Prompting Large Language Model for Machine Translation: A Case Study
This work addresses the under-explored problem of prompting for machine translation, offering insights for researchers and practitioners, but it is incremental as it builds on existing prompting research without introducing a new paradigm.
The study systematically investigates prompting strategies for machine translation using the GLM-130B model, finding that factors like the number and quality of prompt examples affect performance, with pseudo parallel examples from monolingual data improving translation and transfer learning across settings showing potential gains.
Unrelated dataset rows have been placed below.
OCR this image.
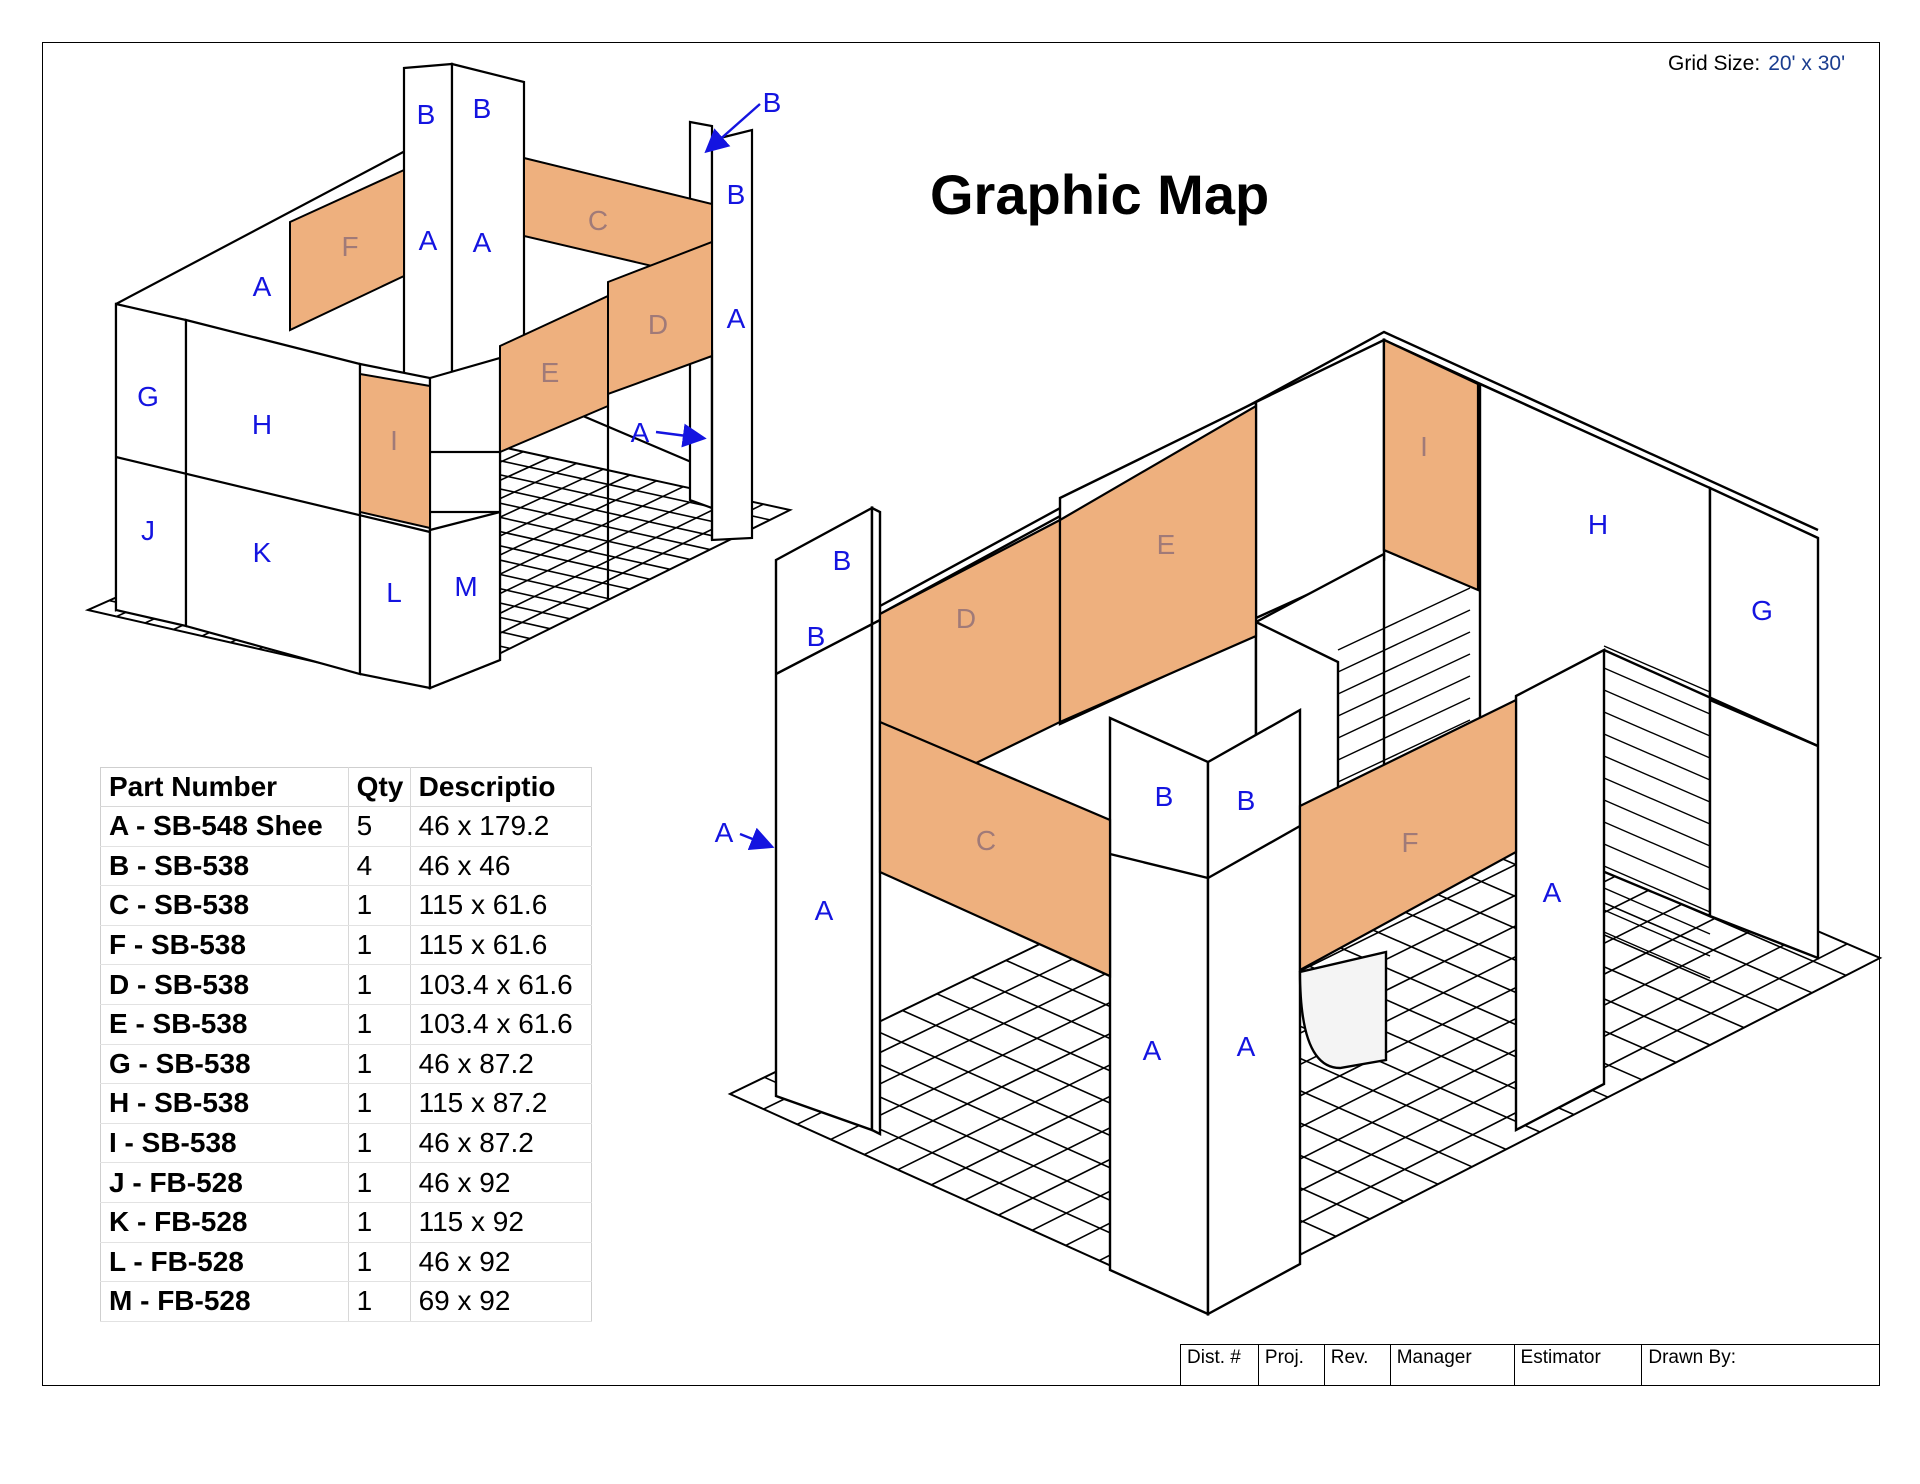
Grid Size: 20' x 30'
Graphic Map
B B	B
B
A A
A
A
A
C
D
E
F
G
H
I
J
K
L M
B
B
B B
A
A	A
A
A	C
D
E
F
G
H
I
Part Number	Qty	Descriptio
A - SB-548 Shee	5	46 x 179.2
B - SB-538	4	46 x 46
C - SB-538	1	115 x 61.6
F - SB-538	1	115 x 61.6
D - SB-538	1	103.4 x 61.6
E - SB-538	1	103.4 x 61.6
G - SB-538	1	46 x 87.2
H - SB-538	1	115 x 87.2
I - SB-538	1	46 x 87.2
J - FB-528	1	46 x 92
K - FB-528	1	115 x 92
L - FB-528	1	46 x 92
M - FB-528	1	69 x 92
Dist. #	Proj.	Rev.	Manager	Estimator	Drawn By:
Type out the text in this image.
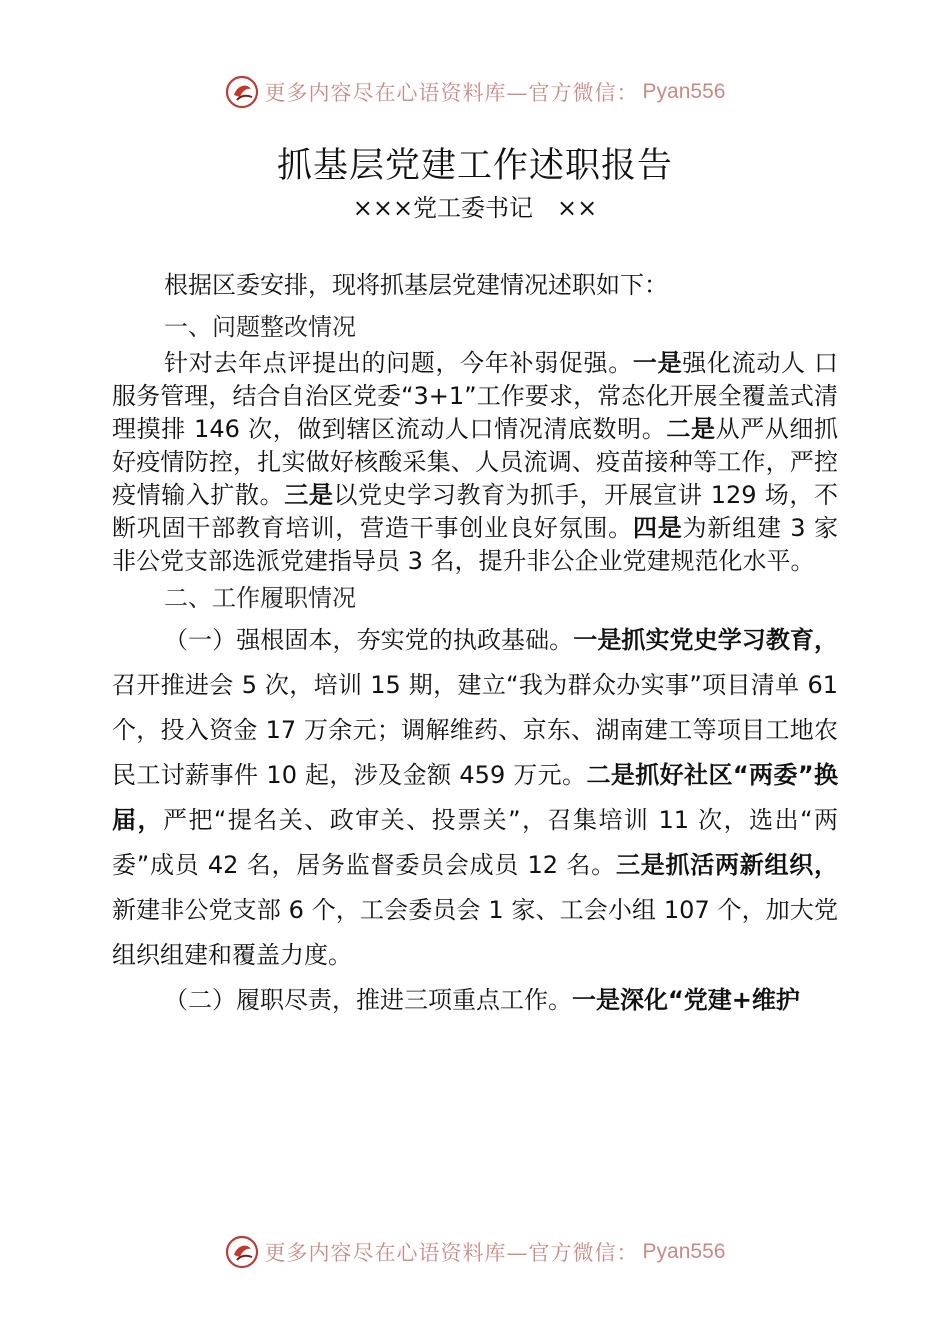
更多内容尽在心语资料库—官方微信： Pyan556
抓基层党建工作述职报告
×××党工委书记　××

根据区委安排，现将抓基层党建情况述职如下：

一、问题整改情况

针对去年点评提出的问题，今年补弱促强。一是强化流动人 口服务管理，结合自治区党委“3+1”工作要求，常态化开展全覆盖式清理摸排 146 次，做到辖区流动人口情况清底数明。二是从严从细抓好疫情防控，扎实做好核酸采集、人员流调、疫苗接种等工作，严控疫情输入扩散。三是以党史学习教育为抓手，开展宣讲 129 场，不断巩固干部教育培训，营造干事创业良好氛围。四是为新组建 3 家非公党支部选派党建指导员 3 名，提升非公企业党建规范化水平。

二、工作履职情况

（一）强根固本，夯实党的执政基础。一是抓实党史学习教育，召开推进会 5 次，培训 15 期，建立“我为群众办实事”项目清单 61 个，投入资金 17 万余元；调解维药、京东、湖南建工等项目工地农民工讨薪事件 10 起，涉及金额 459 万元。二是抓好社区“两委”换届，严把“提名关、政审关、投票关”，召集培训 11 次，选出“两委”成员 42 名，居务监督委员会成员 12 名。三是抓活两新组织，新建非公党支部 6 个，工会委员会 1 家、工会小组 107 个，加大党组织组建和覆盖力度。

（二）履职尽责，推进三项重点工作。一是深化“党建+维护

更多内容尽在心语资料库—官方微信： Pyan556
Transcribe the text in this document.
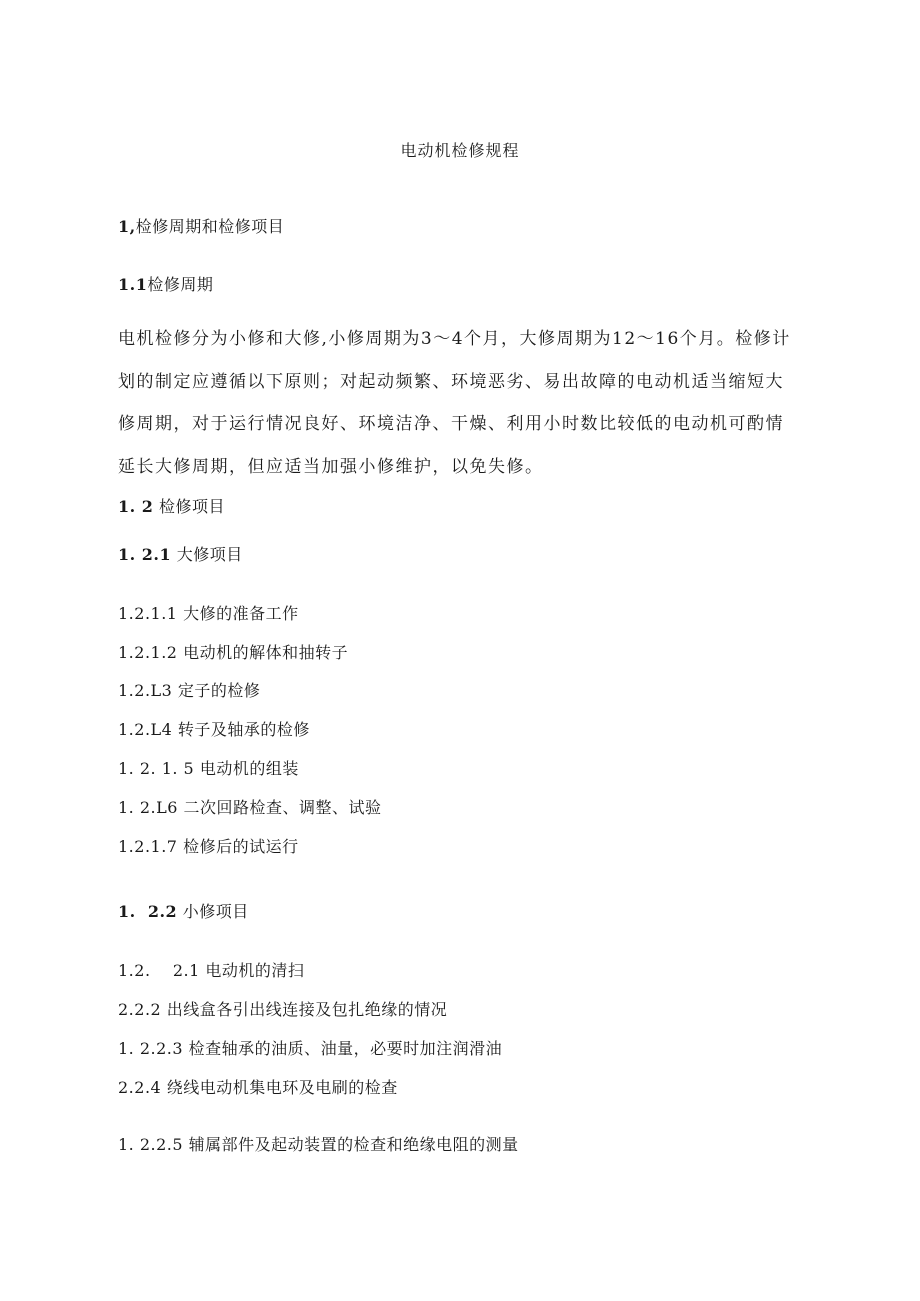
电动机检修规程
1,检修周期和检修项目
1.1检修周期
电机检修分为小修和大修,小修周期为3～4个月，大修周期为12～16个月。检修计
划的制定应遵循以下原则；对起动频繁、环境恶劣、易出故障的电动机适当缩短大
修周期，对于运行情况良好、环境洁净、干燥、利用小时数比较低的电动机可酌情
延长大修周期，但应适当加强小修维护，以免失修。
1. 2 检修项目
1. 2.1 大修项目
1.2.1.1 大修的准备工作
1.2.1.2 电动机的解体和抽转子
1.2.L3 定子的检修
1.2.L4 转子及轴承的检修
1. 2. 1. 5 电动机的组装
1. 2.L6 二次回路检查、调整、试验
1.2.1.7 检修后的试运行
1.  2.2 小修项目
1.2.    2.1 电动机的清扫
2.2.2 出线盒各引出线连接及包扎绝缘的情况
1. 2.2.3 检查轴承的油质、油量，必要时加注润滑油
2.2.4 绕线电动机集电环及电刷的检查
1. 2.2.5 辅属部件及起动装置的检查和绝缘电阻的测量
Research on prompting has shown excellent performance with little or even no supervised training across many tasks. However, prompting for machine translation is still under-explored in the literature. We fill this gap by offering a systematic study on prompting strategies for translation, examining various factors for prompt template and demonstration example selection. We further explore the use of monolingual data and the feasibility of cross-lingual, cross-domain, and sentence-to-document transfer learning in prompting. Extensive experiments with GLM-130B (Zeng et al., 2022) as the testbed show that 1) the number and the quality of prompt examples matter, where using suboptimal examples degenerates translation; 2) several features of prompt examples, such as semantic similarity, show significant Spearman correlation with their prompting performance; yet, none of the correlations are strong enough; 3) using pseudo parallel prompt examples constructed from monolingual data via zero-shot prompting could improve translation; and 4) improved performance is achievable by transferring knowledge from prompt examples selected in other settings. We finally provide an analysis on the model outputs and discuss several problems that prompting still suffers from.